Fazit – Wissen auf den Punkt gebracht

  • Verwenden Sie seifenfreie und pH-hautneutrale Reinigungsmittel und Pflegeprodukte ohne Duft-, Farb- oder Konservierungsstoffe

  • Trocknen Sie Ihre Hände nach dem Waschen gut ab

  • Verzichten Sie möglichst auf Schmuck an Unterarmen und Händen (Armbanduhren, Ringe etc.)
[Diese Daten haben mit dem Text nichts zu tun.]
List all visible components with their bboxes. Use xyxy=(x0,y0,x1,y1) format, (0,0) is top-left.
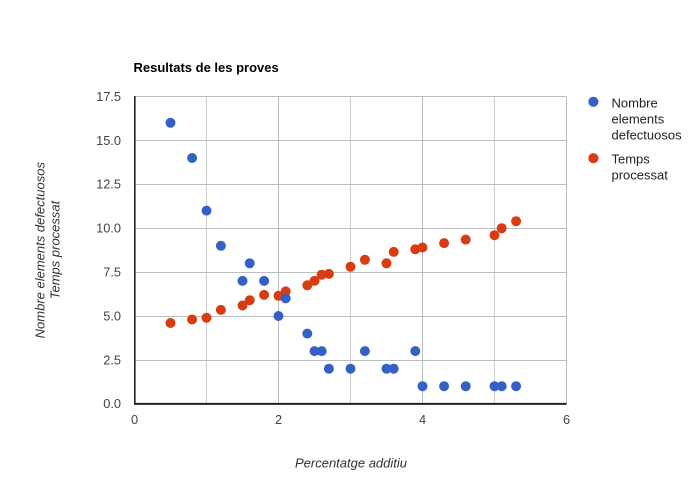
svg-text:Nombre elements defectuosos: Nombre elements defectuosos xyxy=(32,162,47,339)
svg-text:2: 2 xyxy=(275,412,282,427)
svg-text:processat: processat xyxy=(612,168,669,183)
svg-text:4: 4 xyxy=(419,412,426,427)
svg-text:7.5: 7.5 xyxy=(103,265,121,280)
svg-text:0.0: 0.0 xyxy=(103,396,121,411)
svg-text:5.0: 5.0 xyxy=(103,308,121,323)
svg-text:Temps: Temps xyxy=(612,152,651,167)
svg-text:12.5: 12.5 xyxy=(96,177,121,192)
svg-text:2.5: 2.5 xyxy=(103,352,121,367)
svg-text:Resultats de les proves: Resultats de les proves xyxy=(134,60,279,75)
svg-text:Nombre: Nombre xyxy=(612,96,658,111)
svg-text:Percentatge additiu: Percentatge additiu xyxy=(295,456,407,471)
svg-text:17.5: 17.5 xyxy=(96,89,121,104)
svg-text:Temps processat: Temps processat xyxy=(47,199,62,299)
svg-text:6: 6 xyxy=(563,412,570,427)
svg-text:defectuosos: defectuosos xyxy=(612,128,683,143)
svg-text:0: 0 xyxy=(131,412,138,427)
svg-text:elements: elements xyxy=(612,112,665,127)
svg-text:15.0: 15.0 xyxy=(96,133,121,148)
svg-text:10.0: 10.0 xyxy=(96,221,121,236)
  • Wenn Sie wasserfeste Handschuhe tragen müssen, schützen Sie sie darunter mit Baumwollhandschuhen und tragen Sie die Handschuhe maximal 2 Stunden am Stück

  • Benutzen Sie rückfettendes Desinfektionsmittel, das schont die Hände im Gegensatz zum Waschen

  • Auch durch genügend trinken helfen Sie Ihrer Haut zu mehr Feuchtigkeit

  • Sehr wichtig: Hände regelmäßig (nach dem Waschen, in Arbeitspausen und vor dem Schlafengehen) eincremen

  • Wenn sich die Symptome nicht bessern oder Sie eine Entzündung vermuten, scheuen Sie sich nicht, zügig zum Arzt zu gehen

Wir hoffen, dass wir Ihnen mit dieser Broschüre viele hilfreiche Tipps für einen erfolgreichen Umgang mit dem Handekzem geben können.

Falls Sie weitere Fragen haben, wenden Sie sich vertrauensvoll an Ihren Arzt oder Apotheker.